Una volta giunto a Venezia veniva distribuito nei mercati, alle famiglie nobili e ai venditori di gelati, che lo utilizzavano per raffreddare alimenti e bevande.
Durante il XIX secolo il commercio del ghiaccio rappresentava una fonte significativa di reddito per molte famiglie bellunesi. Gli uomini lavoravano come tagliatori o trasportatori, mentre le donne e i bambini spesso aiutavano a preparare i depositi di ghiaccio. Il lavoro era duro e pericoloso, i trasportatori dovevano affrontare lunghe distanze, condizioni climatiche difficili e il rischio che il ghiaccio si sciogliesse prima dell’arrivo a destinazione.
Con l’avvento dei frigoriferi e delle tecnologie moderne per la produzione di ghiaccio artificiale alla fine del XIX secolo questa attività scomparve gradualmente; tuttavia, il commercio del ghiaccio rimane una parte importante del patrimonio culturale di Belluno e delle sue valli.
Oggi, la storia del ghiaccio è ricordata attraverso racconti locali e rievocazioni storiche. Alcuni percorsi escursionistici nelle Dolomiti bellunesi, come quelli che conducono alle antiche ghiacciaie, permettono ai visitatori di scoprire i luoghi dove il ghiaccio veniva raccolto e conservato.
La storia del ghiaccio di Belluno trasportato a Venezia è un esempio straordinario di come le comunità abbiano sfruttato le risorse naturali con ingegno e determinazione, rispondendo alle necessità di una grande città come Venezia.
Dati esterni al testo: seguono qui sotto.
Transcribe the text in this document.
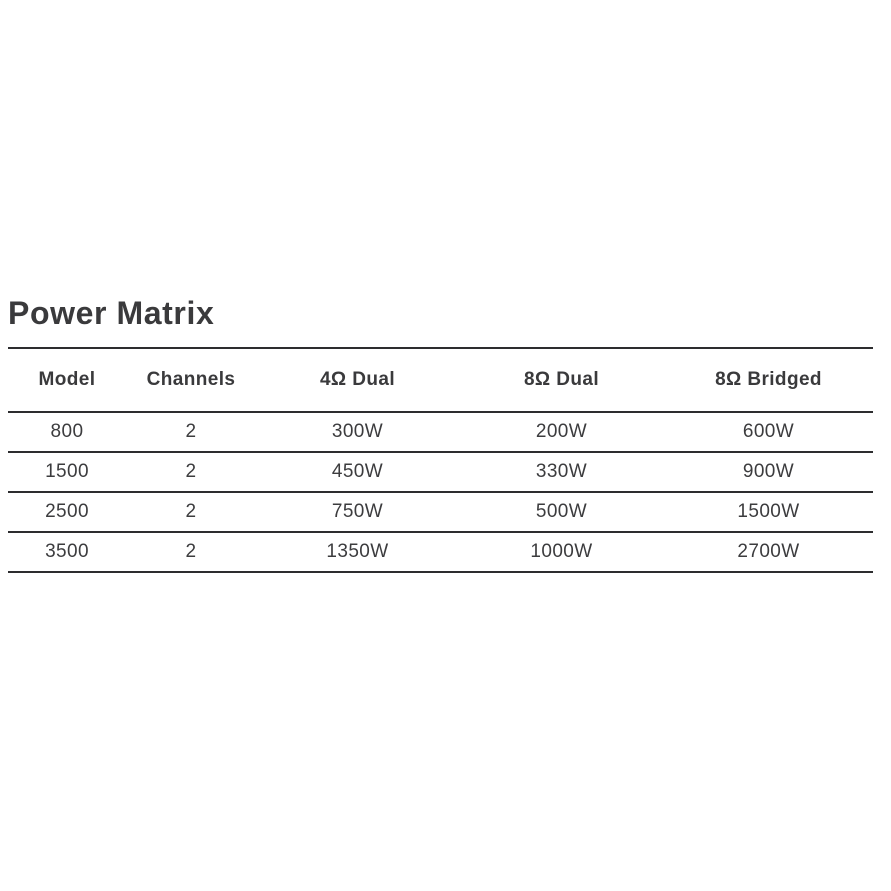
Power Matrix
Model	Channels	4Ω Dual	8Ω Dual	8Ω Bridged
800	2	300W	200W	600W
1500	2	450W	330W	900W
2500	2	750W	500W	1500W
3500	2	1350W	1000W	2700W
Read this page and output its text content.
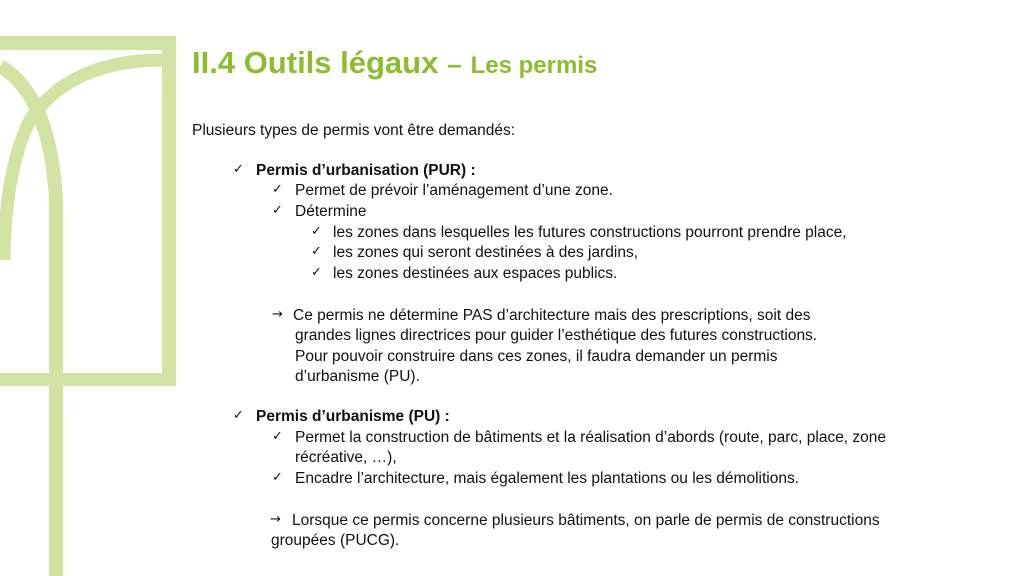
II.4 Outils légaux – Les permis
Plusieurs types de permis vont être demandés:
✓ Permis d’urbanisation (PUR) :
✓ Permet de prévoir l’aménagement d’une zone.
✓ Détermine
✓ les zones dans lesquelles les futures constructions pourront prendre place,
✓ les zones qui seront destinées à des jardins,
✓ les zones destinées aux espaces publics.
→ Ce permis ne détermine PAS d’architecture mais des prescriptions, soit des
grandes lignes directrices pour guider l’esthétique des futures constructions.
Pour pouvoir construire dans ces zones, il faudra demander un permis
d’urbanisme (PU).
✓ Permis d’urbanisme (PU) :
✓ Permet la construction de bâtiments et la réalisation d’abords (route, parc, place, zone
récréative, …),
✓ Encadre l’architecture, mais également les plantations ou les démolitions.
→ Lorsque ce permis concerne plusieurs bâtiments, on parle de permis de constructions
groupées (PUCG).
Un legame, quello tra le montagne e la laguna, che racconta un’Italia di lavoro e tradizione.
Gustare la gastronomia bellunese
La cucina bellunese riflette l’ambiente montano, con piatti robusti e saporiti pensati per pensati per affrontare i rigidi inverni delle Dolomiti. Protagonisti di questa cucina sono prodotti del territorio come il mais, i cereali, le patate, i funghi, il latte e la carne. I piatti tradizionali sono spesso semplici, ma ricchi di sapore, grazie all’utilizzo di erbe aromatiche, spezie e tecniche tradizionali.
Esempio sono i casonziei, ravioli di barbabietola rossa, conditi con burro fuso e semi di papavero. Una delizia agrodolce unica nel suo genere e la polenta taragna, fatta con farina di grano saraceno e accompagnata da formaggi fusi.
Belluno è famosa per i suoi formaggi artigianali, come il Piave Dop, uno dei simboli della gastronomia bellunese, un formaggio a pasta dura prodotto con latte vaccino locale, disponibile in diverse stagionature e il Montasio, spesso abbinati al miele locale, il Monte Cavallo formaggio di montagna dal gusto aromatico e deciso, prodotto nelle malghe, la tosella formaggio fresco, appena cagliato, che viene servito alla piastra, spesso accompagnato da polenta e funghi, la floreta una ricotta liquida tipica anch’essa delle malghe usata per uno dei primi tradizionali della zina: gli ghocchi con la floreta e lo schiz anch’esso protagonista di una ricetta tradizionale, ovvero polenta e schiz che è anch’esso un formaggio fresco ma cotto rapidamente e servito caldo. Fra i dolci tradizionali tra i più noti, troviamo la sappa, un dolce a base di mosto d’uva cotto utilizzato per farcire torte o biscotti, il zalet, biscotti fatti con farina di mais, zucchero e burro, talvolta arricchiti con uvetta o pinoli e il fregoloti, dolce simile a una sbrisolona, preparato con farina di mais e arricchito con mandorle.